” I stitch therefore I am” should be my working motto; unimaginable as I hated Needlework at primary school so much that I used to be ‘proper poorly’ every Wednesday afternoon – until my mother found the repeating pattern and dealt with it. So the headmistress, Miss King, (who took the needlework classes while the boys did woodwork) knowing I loved ‘Art’ gave me a piece of Binca counted thread fabric and some coloured threads to embroider instead of hemming an apron – we were 7 years of age! But what brilliant thinking and well ahead of its time; and here I still am, some 60+ years later – a professional hand stitcher.
her stitched gardens
Flowers are a specialisation of my work, particularly for the commissioned garden embroideries, where the flowers in their positions must be recognisable within the garden portrait. I am fascinated by the history and evolution of flowering plants, their myths and histories. I have made many flower studies and constantly refer to them when experimenting with different textile techniques and materials.
her stitched drawings
The stitched drawings below show a variety of different techniques, ‘long and short’ for the densely packed illustrative pieces, the hounds and the hand are typical of this stitch. But other favourite and essentially simple stitches used are running and whipped running stitch – this makes a more fluid line than back stitch.
her stitched materials
The different materials I also use for stitching have resulted in more decorative experimentations than my traditional stitching into cloth.

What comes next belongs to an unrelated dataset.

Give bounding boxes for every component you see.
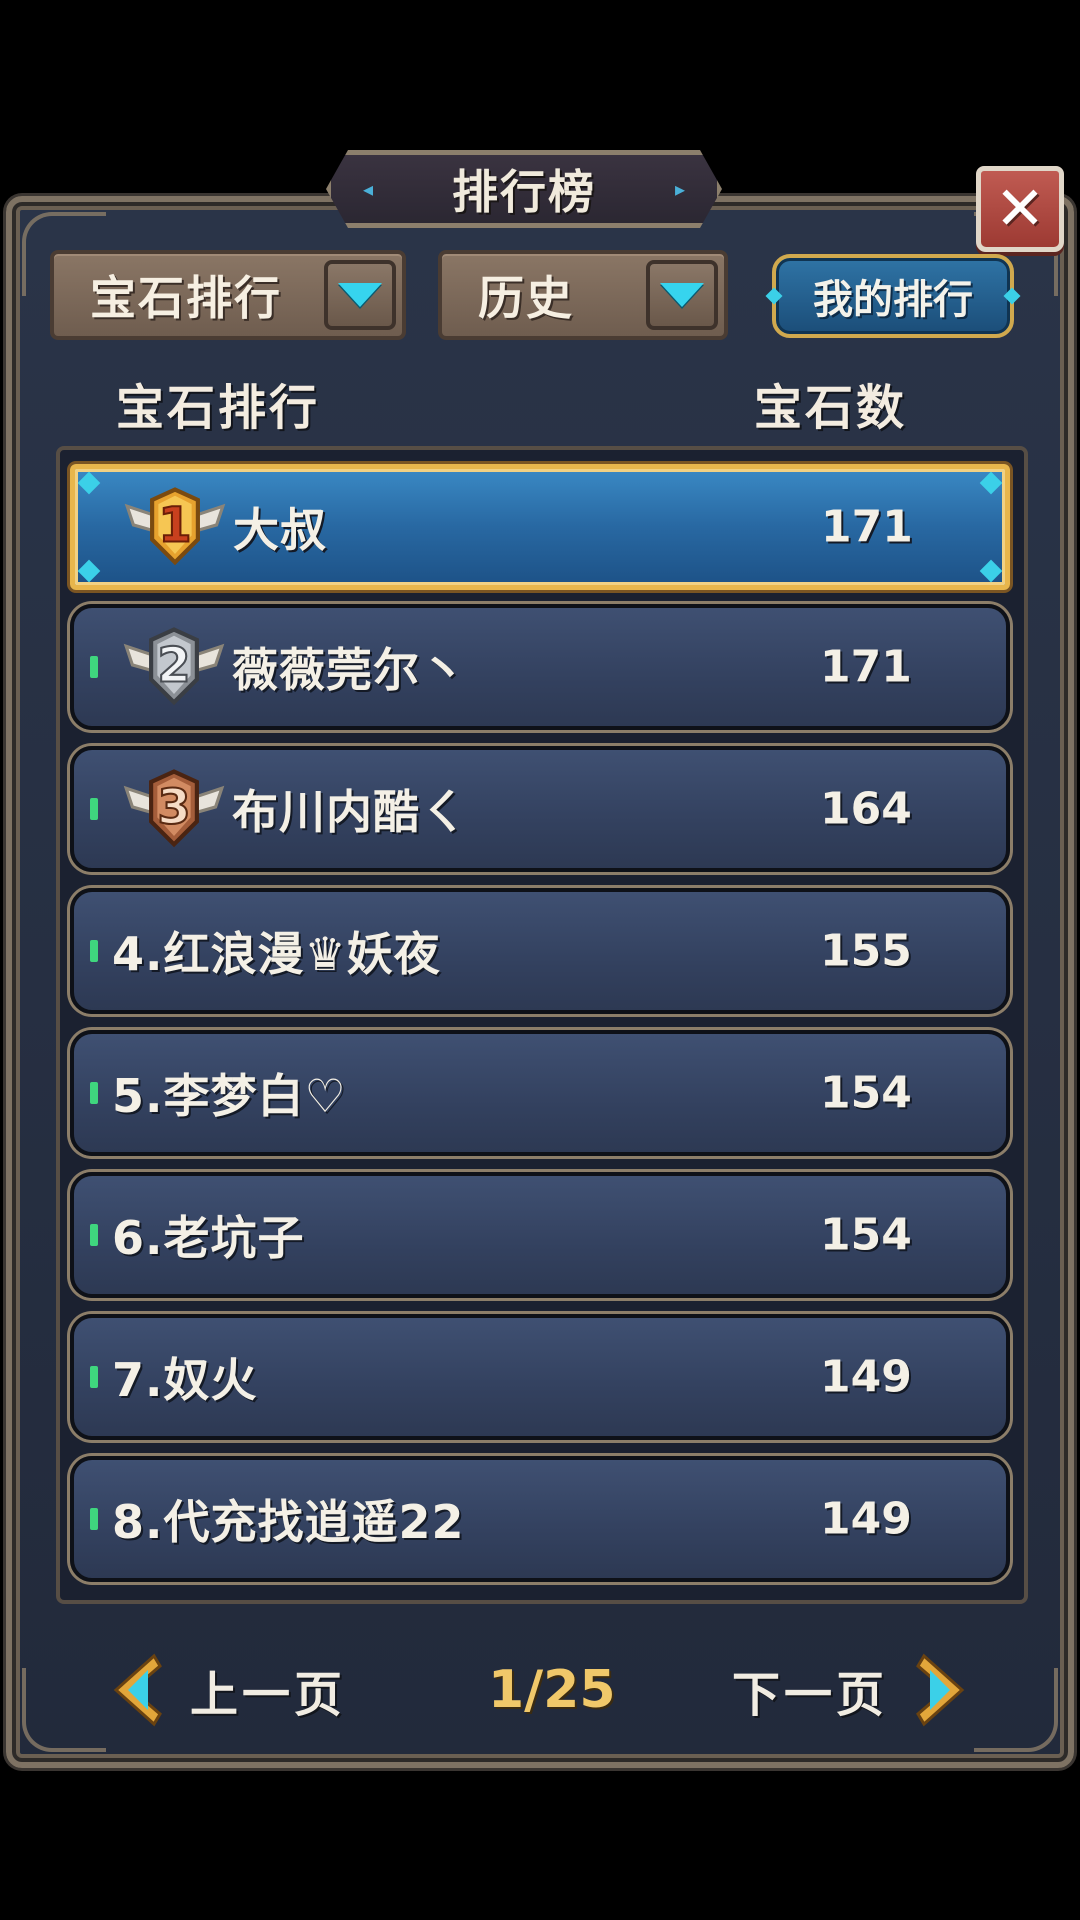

Below are a variety of materials, they range from paper, vellum (antelope hide) and leather to porcelain and copper with vitreous enamel ( fused glass) that is my major alternative to fabric. I stitch in wire, linen or cotton threads and use traditional decorative stitches to both pattern and join the sections together. Having many flower studies I constantly refer to them when experimenting with different textile techniques and materials.